Am Morgen nach dem Frühstück haben wir ausgecheckt und fuhren nach Toledo.
Die Stadt kam uns sehr geisterhaft vor. Die Strassen menschenleer.. sehr komisch. Lucien wusste sofort, weshalb diese Bänke eine Stange in der Mitte haben… damit die Obdachlosen nicht auf den Bänken schlafen können. Wir fanden das alle recht krass. Nach einer kurzen Runde zu Fuss beim öffentlichen Park und dem Baseballfeld entlang, holten wir unser Auto wieder ab und fuhren zum Toledo Firefighter Museum. Bei einem Stolperer rissen meine Sandalen und ich musste auf die Flipflops ausweichen… das heisst, neue Sandalen müssen gefunden werden…
Die Eingangstüre war geschlossen, aber mit einer Klingel versehen. Kaum geklingelt wurden wir gefragt, auf welcher Seite wir stehen und kurz darauf öffnete uns ein älterer Herr die Türe. Als er erfuhr, dass wir aus der Schweiz kommen, war er begeistert. Er zeigte uns, wie früher Feuer gemeldet wurde. Es war sehr spannend. Wir erfuhren auch, dass er der letzte Kaptain der Wache war, bevor sie geschlossen wurde. Dann meinte er, sie hätten momentan Kids vom Sommercamp da, wir sollen nur hochgehen und uns anschliessen, was wir gerne taten.
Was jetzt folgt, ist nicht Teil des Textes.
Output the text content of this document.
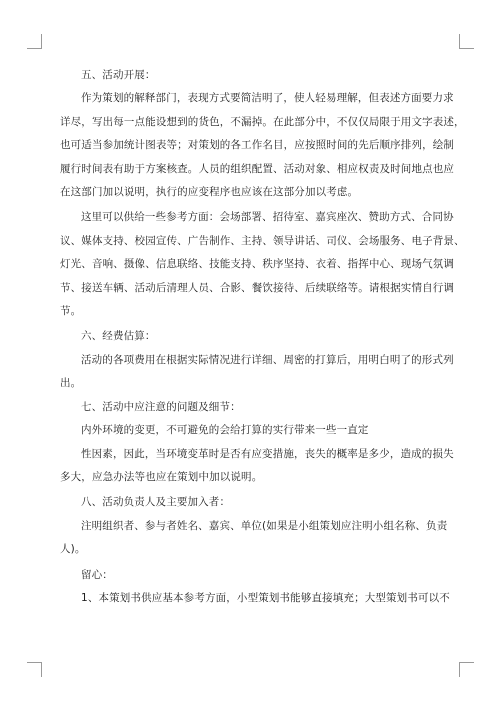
五、活动开展：

作为策划的解释部门，表现方式要简洁明了，使人轻易理解，但表述方面要力求

详尽，写出每一点能设想到的货色，不漏掉。在此部分中，不仅仅局限于用文字表述，

也可适当参加统计图表等；对策划的各工作名目，应按照时间的先后顺序排列，绘制

履行时间表有助于方案核查。人员的组织配置、活动对象、相应权责及时间地点也应

在这部门加以说明，执行的应变程序也应该在这部分加以考虑。

这里可以供给一些参考方面：会场部署、招待室、嘉宾座次、赞助方式、合同协

议、媒体支持、校园宣传、广告制作、主持、领导讲话、司仪、会场服务、电子背景、

灯光、音响、摄像、信息联络、技能支持、秩序坚持、衣着、指挥中心、现场气氛调

节、接送车辆、活动后清理人员、合影、餐饮接待、后续联络等。请根据实情自行调

节。

六、经费估算：

活动的各项费用在根据实际情况进行详细、周密的打算后，用明白明了的形式列

出。

七、活动中应注意的问题及细节：

内外环境的变更，不可避免的会给打算的实行带来一些一直定

性因素，因此，当环境变革时是否有应变措施，丧失的概率是多少，造成的损失

多大，应急办法等也应在策划中加以说明。

八、活动负责人及主要加入者：

注明组织者、参与者姓名、嘉宾、单位(如果是小组策划应注明小组名称、负责

人)。

留心：

1、本策划书供应基本参考方面，小型策划书能够直接填充；大型策划书可以不
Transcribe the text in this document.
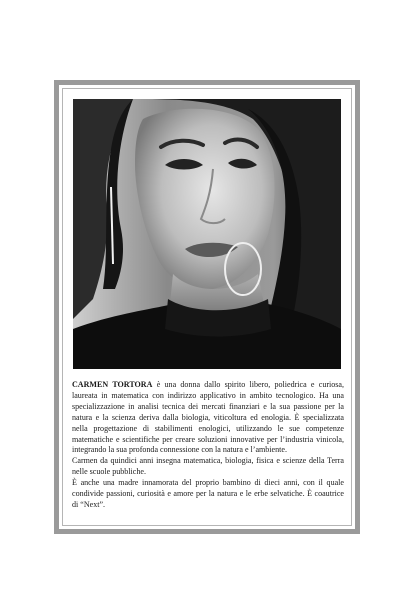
CARMEN TORTORA è una donna dallo spirito libero, poliedrica e curiosa, laureata in matematica con indirizzo applicativo in ambito tecnologico. Ha una specializzazione in analisi tecnica dei mercati finanziari e la sua passione per la natura e la scienza deriva dalla biologia, viticoltura ed enologia. È specializzata nella progettazione di stabilimenti enologici, utilizzando le sue competenze matematiche e scientifiche per creare soluzioni innovative per l’industria vinicola, integrando la sua profonda connessione con la natura e l’ambiente.

Carmen da quindici anni insegna matematica, biologia, fisica e scienze della Terra nelle scuole pubbliche.

È anche una madre innamorata del proprio bambino di dieci anni, con il quale condivide passioni, curiosità e amore per la natura e le erbe selvatiche. È coautrice di “Next”.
Wir kamen genau richtig, um zu lernen wie man sich bei einem Feuer verhält. Die Kids spielten ein Set ab… es war herrlich zum zuschauen. Als sie fertig waren, schauten wir noch den unteren Stock an. Es hatte sich herumgesprochen, dass drei Schweizer zu Besuch sind und wir wurden persönlich durchgeführt und uns wurde alles erklärt. Es war unglaublich interessant!
Das Museum kostet keinen Eintritt und wird nur durch Spenden finanziert. Wir spendeten sehr gerne ebenfalls einen Betrag.
Nach einem Mittagessen beim Dinner Bob Evans besprachen wir, ob wir ins Kunsthaus oder in den Zoo gehen sollen. Lucien wollte lieber in den Zoo.
Leider war der Zoo eher enttäuschend. Die Attraktion am Hochseil durch den Afrikateil war leider geschlossen. Genau das wäre etwas gewesen, dass es bei uns nicht gibt. Aber dafür konnte Lucien Giraffen füttern und der Bär konnte beim Bad genossen werden.
Der angekündigte Regen kam dann auch wellenartig und um halb sechs fuhren wir weiter zum nächsten Hotel.
Das war ja eine Überraschung.. ein pinkes Castle ?. Die Zimmer sehr hübsch.
Da alle Lust auf California Pizza Kitchen hatten, fuhren wir zum ca 20 Minuten entfernten Restaurant. Das Essen war wie gewohnt phantastisch…
Es regnete so extrem, dass wir trotz Sprint vom Restaurant zum Parkplatz total durchnässt waren.
Interessant ist, dass wir alle per SMS die Flutwarnung für die Area wo wir sind, erhalten haben. Das klappt ja ausgezeichnet hier…
Und prompt war auf dem Rückweg zum Hotel eine Unterführung überschwemmt und wir mussten einen Umweg fahren.
Wir sind gespannt wie das Wetter morgen ist. Heute war es nämlich trotz Gewitter extrem heiss.